Awards and highlights
- 2014 FXFL All-Star;

Career NFL statistics
- Rushing attempts: 4
- Rushing yards: 11
- Rushing TDs: 0
- Stats at Pro Football Reference

= Kareem Huggins =

American football player (born 1986)

Kareem Huggins (born May 24, 1986) is an American former professional football player who was a running back in the National Football League (NFL). He was signed by the Tampa Bay Buccaneers as an undrafted free agent in 2009. Huggins graduated from Bayley-Ellard High School in New Jersey and played college football for the Hofstra Pride.

==Professional career==

===Tampa Bay Buccaneers===
He was signed by the Tampa Bay Buccaneers as an undrafted free agent prior to the 2009 season. After his September release, Huggins was signed to the Buccaneers' practice squad, where he remained until his activation to the active roster for Week 16 in December.

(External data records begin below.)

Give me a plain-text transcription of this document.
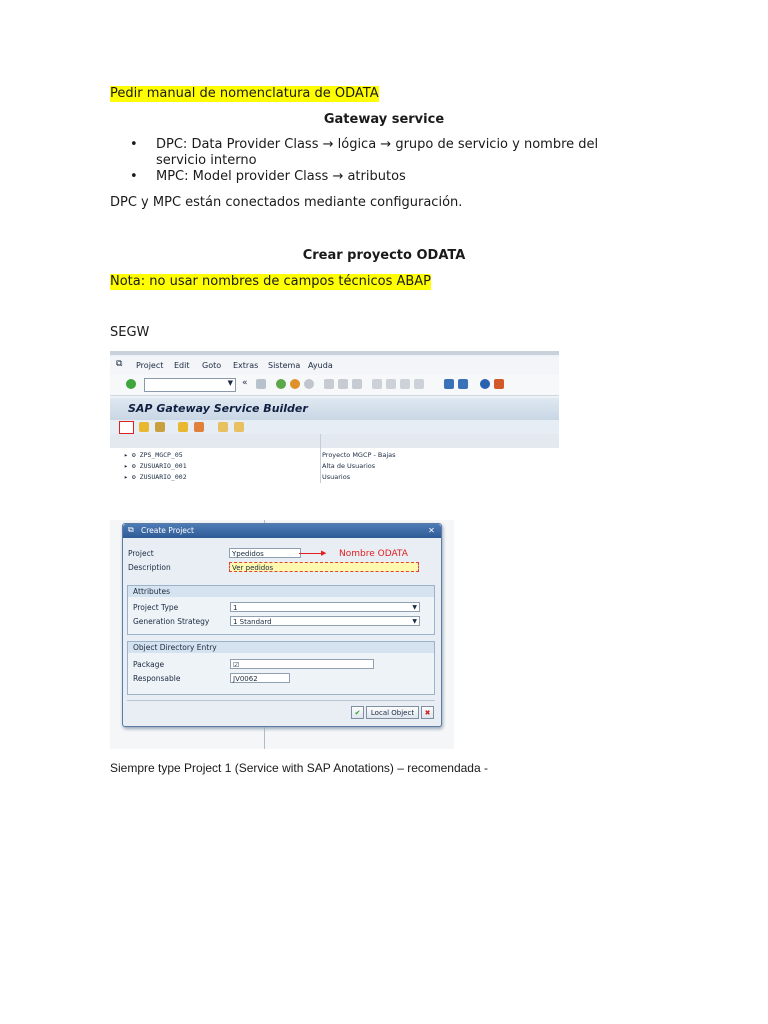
Pedir manual de nomenclatura de ODATA
Gateway service
• DPC: Data Provider Class → lógica → grupo de servicio y nombre del
servicio interno
• MPC: Model provider Class → atributos
DPC y MPC están conectados mediante configuración.
Crear proyecto ODATA
Nota: no usar nombres de campos técnicos ABAP
SEGW
⧉ Project Edit Goto Extras Sistema Ayuda
▼
«
SAP Gateway Service Builder
▸ ⚙ ZPS_MGCP_05	Proyecto MGCP - Bajas
▸ ⚙ ZUSUARIO_001	Alta de Usuarios
▸ ⚙ ZUSUARIO_002	Usuarios
⧉ Create Project	✕
Project	Ypedidos	▶ Nombre ODATA
Description	Ver pedidos
Attributes
Project Type	1	▼
Generation Strategy	1 Standard	▼
Object Directory Entry
Package	☑
Responsable	JV0062
✔	Local Object	✖
Siempre type Project 1 (Service with SAP Anotations) – recomendada -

Huggins earned a backup running back spot in camp in 2010, but a week 6 knee injury against the New Orleans Saints ended his season, landing him on injured reserve. The severe knee injury led to the Buccaneers not tendering Huggins a contract for the 2011 season.

===New England Patriots===
Huggins was signed by the New England Patriots on August 4, 2012, after spending the 2011 season out of football. He was released the next day.

===New York Jets===
He was signed to the New York Jets' practice squad on September 25, 2013. He was released on October 2, 2013.